Soon after he entered New York City, Bissell took the extraordinary step of enlisting in a British regiment — a move that added even more risk to his mission, since he could technically be tried as a traitor by the Americans were he ever to take up arms against the Continental Army in battle. Bissell insisted that he only did so to avoid being “pressed” into service aboard a British naval vessel. Regardless of the reason, records confirm Bissell’s claim that he was hospitalized with a feverish illness for most of the thirteen months he spent behind enemy lines, rendering him unable to participate in any military action against his countrymen. Bissell was, however, able to gather detailed intelligence on British fortifications and military strength while in New York City, and was able to draw intricate maps of British forts from memory as soon as he slipped back to the American lines in September of 1782.

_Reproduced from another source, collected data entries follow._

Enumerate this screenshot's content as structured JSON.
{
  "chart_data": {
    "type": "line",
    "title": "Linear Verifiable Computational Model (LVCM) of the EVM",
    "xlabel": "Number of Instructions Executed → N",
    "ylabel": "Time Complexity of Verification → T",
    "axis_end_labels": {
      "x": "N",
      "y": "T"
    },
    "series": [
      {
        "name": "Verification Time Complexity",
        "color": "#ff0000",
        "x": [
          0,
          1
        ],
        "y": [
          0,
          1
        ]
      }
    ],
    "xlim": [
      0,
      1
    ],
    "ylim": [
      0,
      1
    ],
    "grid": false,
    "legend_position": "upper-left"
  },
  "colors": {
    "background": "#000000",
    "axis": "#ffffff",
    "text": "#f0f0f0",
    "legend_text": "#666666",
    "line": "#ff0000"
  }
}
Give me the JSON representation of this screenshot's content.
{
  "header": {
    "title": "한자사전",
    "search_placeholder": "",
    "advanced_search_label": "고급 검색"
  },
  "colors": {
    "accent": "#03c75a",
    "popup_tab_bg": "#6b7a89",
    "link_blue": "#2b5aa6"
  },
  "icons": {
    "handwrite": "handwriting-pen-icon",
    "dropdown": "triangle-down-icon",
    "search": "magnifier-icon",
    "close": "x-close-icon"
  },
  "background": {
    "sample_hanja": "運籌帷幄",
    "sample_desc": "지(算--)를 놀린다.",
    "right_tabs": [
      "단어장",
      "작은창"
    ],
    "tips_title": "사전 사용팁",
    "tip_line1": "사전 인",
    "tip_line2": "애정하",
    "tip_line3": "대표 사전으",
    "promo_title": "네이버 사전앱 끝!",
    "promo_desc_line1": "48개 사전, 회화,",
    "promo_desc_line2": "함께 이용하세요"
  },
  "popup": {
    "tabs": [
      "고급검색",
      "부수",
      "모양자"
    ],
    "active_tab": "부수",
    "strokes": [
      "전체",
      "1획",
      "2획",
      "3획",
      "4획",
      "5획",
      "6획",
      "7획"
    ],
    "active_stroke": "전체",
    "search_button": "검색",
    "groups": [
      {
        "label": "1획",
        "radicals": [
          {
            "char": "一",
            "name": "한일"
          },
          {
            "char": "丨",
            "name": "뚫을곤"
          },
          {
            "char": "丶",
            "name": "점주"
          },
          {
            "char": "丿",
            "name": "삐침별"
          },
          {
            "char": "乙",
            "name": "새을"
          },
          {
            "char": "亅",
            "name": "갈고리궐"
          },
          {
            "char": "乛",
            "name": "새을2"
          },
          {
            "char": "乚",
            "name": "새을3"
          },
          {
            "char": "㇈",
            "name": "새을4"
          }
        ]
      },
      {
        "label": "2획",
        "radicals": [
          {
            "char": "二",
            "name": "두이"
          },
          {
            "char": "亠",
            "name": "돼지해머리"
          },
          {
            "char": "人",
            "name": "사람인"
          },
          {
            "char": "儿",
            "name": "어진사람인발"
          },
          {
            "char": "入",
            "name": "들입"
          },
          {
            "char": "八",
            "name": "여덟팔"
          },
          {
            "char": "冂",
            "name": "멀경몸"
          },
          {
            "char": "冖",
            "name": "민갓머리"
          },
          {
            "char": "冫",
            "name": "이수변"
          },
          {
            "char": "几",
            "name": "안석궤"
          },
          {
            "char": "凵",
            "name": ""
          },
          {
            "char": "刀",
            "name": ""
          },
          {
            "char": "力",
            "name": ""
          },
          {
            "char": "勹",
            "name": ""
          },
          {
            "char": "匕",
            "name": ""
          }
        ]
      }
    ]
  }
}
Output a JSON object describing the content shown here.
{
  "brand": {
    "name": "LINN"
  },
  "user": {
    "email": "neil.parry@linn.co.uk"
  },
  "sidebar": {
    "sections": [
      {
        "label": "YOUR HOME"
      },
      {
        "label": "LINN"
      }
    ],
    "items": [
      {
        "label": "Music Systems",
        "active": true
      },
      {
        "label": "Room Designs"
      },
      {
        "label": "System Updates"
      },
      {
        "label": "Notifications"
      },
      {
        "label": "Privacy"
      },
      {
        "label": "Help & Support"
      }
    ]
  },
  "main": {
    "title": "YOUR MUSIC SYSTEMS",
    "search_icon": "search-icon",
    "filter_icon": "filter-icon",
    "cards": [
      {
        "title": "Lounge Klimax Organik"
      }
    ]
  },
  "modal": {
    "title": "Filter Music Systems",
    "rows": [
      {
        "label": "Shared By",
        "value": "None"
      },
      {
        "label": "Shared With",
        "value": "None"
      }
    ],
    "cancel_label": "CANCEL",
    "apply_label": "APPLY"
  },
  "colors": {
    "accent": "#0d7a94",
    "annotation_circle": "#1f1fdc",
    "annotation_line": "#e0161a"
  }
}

In acknowledgment of his efforts, undertaken at great risk to himself, Bissell became the third and final known recipient of the Badge of Military Merit, the Revolutionary War-era emblem that later inspired the U.S. military’s Purple Heart medal. George Washington praised Bissell in his General Orders of June 8, 1783 for “having performed some important services, within the immediate knowledge of the Commander in chief, in which the fidelity, perseverance, and good sense of the said [Sergeant] Bissell were conspicuously manifested.”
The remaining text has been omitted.